NAPOLI – Le schede svizzere distribuite a designatori ed arbitri e quei troppi incontri “fuori dalle sedi istituzionali” con personaggi che, da regolamento, Luciano Moggi non avrebbe dovuto poter sentire neppure al telefono.
Sono i due elementi decisivi che hanno portato i giudici del tribunale di Napoli a condannare, in primo grado, a 5 anni Luciano Moggi nel processo calciopoli.
Secondo i giudici, si legge nelle motivazioni della sentenza, l’elemento “ben più pregnante e decisivo” è rappresentato “dall’uso delle schede straniere delle quali è risultata la disponibilità procurata da Moggi a designatori e arbitri”.
Altro fattore che emerge dalle motivazioni sono gli incontri con i designatori fuori delle sedi istituzionali, che emergono dalle intercettazioni telefoniche in prossimita’ delle partite, l’uso delle schede straniere fornite a arbitri e designatori, ”il continuo e prolungato chiacchierare…che effettivamente può configurare la trasmissione del messaggio potenzialmente idoneo a spingere i designatori, e talora anche gli arbitri, a muoversi in determinale direzioni piuttosto che in altre”.

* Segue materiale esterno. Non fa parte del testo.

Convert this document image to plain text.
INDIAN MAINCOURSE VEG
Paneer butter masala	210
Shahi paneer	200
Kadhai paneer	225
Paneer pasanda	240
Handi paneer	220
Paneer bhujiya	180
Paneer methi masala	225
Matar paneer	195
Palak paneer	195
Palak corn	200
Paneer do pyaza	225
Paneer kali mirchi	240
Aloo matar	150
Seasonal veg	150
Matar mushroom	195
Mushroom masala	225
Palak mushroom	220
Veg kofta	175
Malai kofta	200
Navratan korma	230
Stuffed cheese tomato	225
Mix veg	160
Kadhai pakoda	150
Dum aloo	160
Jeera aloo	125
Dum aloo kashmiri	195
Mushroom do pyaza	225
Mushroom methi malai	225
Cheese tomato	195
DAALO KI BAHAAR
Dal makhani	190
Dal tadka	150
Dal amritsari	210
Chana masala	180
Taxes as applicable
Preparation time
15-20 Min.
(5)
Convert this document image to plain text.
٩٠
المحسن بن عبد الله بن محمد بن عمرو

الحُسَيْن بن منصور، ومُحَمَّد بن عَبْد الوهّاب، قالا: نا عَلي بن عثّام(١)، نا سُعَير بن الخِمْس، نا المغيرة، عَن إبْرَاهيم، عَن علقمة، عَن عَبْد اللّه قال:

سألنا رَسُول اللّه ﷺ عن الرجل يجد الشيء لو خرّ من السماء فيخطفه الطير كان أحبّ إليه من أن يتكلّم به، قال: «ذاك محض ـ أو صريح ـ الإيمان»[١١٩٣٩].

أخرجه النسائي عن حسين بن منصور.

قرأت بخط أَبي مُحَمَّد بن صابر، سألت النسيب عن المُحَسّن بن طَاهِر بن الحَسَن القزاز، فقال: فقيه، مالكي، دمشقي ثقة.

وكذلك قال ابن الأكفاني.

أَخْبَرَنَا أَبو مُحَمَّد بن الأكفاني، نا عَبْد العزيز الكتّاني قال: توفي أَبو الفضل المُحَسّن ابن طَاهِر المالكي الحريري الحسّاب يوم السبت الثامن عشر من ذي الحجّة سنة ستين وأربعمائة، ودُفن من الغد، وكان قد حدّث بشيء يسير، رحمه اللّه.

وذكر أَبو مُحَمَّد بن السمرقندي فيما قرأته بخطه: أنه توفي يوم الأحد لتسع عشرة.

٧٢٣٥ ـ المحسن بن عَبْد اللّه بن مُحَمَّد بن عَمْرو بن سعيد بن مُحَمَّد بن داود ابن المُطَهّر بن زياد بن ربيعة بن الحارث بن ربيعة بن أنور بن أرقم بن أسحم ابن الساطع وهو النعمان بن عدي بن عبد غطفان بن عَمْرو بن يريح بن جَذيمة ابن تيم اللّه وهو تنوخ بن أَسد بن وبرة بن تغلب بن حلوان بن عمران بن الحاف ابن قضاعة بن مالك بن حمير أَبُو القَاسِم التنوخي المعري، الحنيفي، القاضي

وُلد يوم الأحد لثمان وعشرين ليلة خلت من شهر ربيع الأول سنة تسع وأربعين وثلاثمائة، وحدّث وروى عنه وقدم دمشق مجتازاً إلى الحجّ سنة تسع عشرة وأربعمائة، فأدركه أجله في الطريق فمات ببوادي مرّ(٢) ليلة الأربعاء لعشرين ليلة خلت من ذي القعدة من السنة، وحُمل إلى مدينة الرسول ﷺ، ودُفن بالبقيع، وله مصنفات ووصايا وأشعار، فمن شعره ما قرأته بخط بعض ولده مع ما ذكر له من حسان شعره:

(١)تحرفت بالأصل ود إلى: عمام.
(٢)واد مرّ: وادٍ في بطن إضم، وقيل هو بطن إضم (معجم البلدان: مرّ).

Il presidente del Tribunale, Teresa Casoria,si sofferma in particolare sul reato di associazione per delinquere indicando ”quelli che si ritengono gli elementi di prova della responsabilita’ di Moggi, utili a conferirgli la qualifica di capo dell’associazione”.
Nelle motivazioni si mette in risalto ”il rapporto diffusamente amichevole degli arbitri con Moggi, che non perde valore indiziante – si legge nella sentenza – solo perche’ dagli atti emerge il rapporto di altri arbitri non imputati e addirittura di taluno degli arbitri imputati, come De Santis, altrettanto amichevole con dirigenti sportivi curanti interessi diversi da quelli di Moggi, ad esempio Meani (ex dirigente del Milan addetto al settore arbitri, ndr), ben potendo configurarsi l’esistenza dell’associazione”.
Un altro elemento significativo, ad avviso del Tribunale, e’ rappresentato dal tempestoso dopopartita di Reggina-Juventus con i momenti di tensione tra Moggi e l’arbitro Paparesta.
”Pur se e’ risultato non vero quello che lo spavaldo Moggi andava diochiarando in giro, e per telefono, cioe’ di avre chiuso l’arbitro Paparesta nello spogliatoio…nondimeno va valutata la reazione di Paparesta a quella che era pur sempre stata una protesta fuori misura di Moggi per gli errori dell’arbitro, di non inserimento cioe’ del comportamento furioso nel referto arbitrale, reazione che va interpretata come un effetto del timore reverenziale nei confronti della persona”.
Il tribunale parla inoltre del ”rapporto disinibito c on i rappresentanti della Figc” e cita a tal proposito una telefonata con l’ex presidente Franco Carraro da cui emerge ”l’alto livello dell’invadenza nelle soluzioni tecniche”, in riferimento alla Nazionale e sulle scelte dell’allora ct Marcello Lippi.